The IRS has already outlined the scale of the broader issue. For the 2022 tax year, the agency projected a gross tax gap of $696 billion and a net gap of $606 billion after enforcement and late payments. Underreporting accounted for $539 billion of the total.
U.S. lawmakers weigh crypto tax changes
The investigation in Italy coincides with policy debates in Washington. The proposed PARITY Act would direct the U.S. Treasury to study tax treatment for small crypto payments and issue guidance instead of immediate exemptions.
Reporting requirements remain under scrutiny. Kraken submitted 56 million crypto tax forms for 2025, with most linked to transactions below $50. The exchange has urged lawmakers to raise reporting thresholds and simplify compliance for low-value activity.
Lawmakers have also addressed staking taxation.
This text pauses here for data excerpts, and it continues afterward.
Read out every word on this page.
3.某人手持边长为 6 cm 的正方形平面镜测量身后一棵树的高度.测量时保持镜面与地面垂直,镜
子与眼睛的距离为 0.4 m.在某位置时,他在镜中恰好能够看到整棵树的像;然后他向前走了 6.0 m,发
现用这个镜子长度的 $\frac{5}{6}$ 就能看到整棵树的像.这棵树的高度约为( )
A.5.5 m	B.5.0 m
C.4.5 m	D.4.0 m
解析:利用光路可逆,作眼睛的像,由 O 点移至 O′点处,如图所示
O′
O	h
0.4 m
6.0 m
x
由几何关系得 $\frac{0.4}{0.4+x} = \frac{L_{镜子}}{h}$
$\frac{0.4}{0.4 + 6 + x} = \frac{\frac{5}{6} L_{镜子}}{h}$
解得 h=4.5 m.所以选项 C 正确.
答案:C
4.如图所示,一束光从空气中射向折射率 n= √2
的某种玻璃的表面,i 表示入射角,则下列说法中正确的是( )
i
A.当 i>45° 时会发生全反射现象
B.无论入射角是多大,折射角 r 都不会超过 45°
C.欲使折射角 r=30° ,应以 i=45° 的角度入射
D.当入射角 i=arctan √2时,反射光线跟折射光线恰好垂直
A group of 18 House members requested a review of IRS guidance issued in 2023. The proposal includes potential deferral of tax obligations tied to staking and mining rewards.
A case that reflects a broader shift
The Italian investigation shows how newer crypto asset classes enter enforcement focus. The suspect relied on technical complexity to obscure income flows. Blockchain data preserved each transaction, which allowed reconstruction once the correct tools came into play.
Chainalysis emphasized that digital asset innovation does not remove traceability. The case demonstrates how on-chain analysis and exchange cooperation combine to expose financial misconduct, even when it spans multiple years and advanced token standards.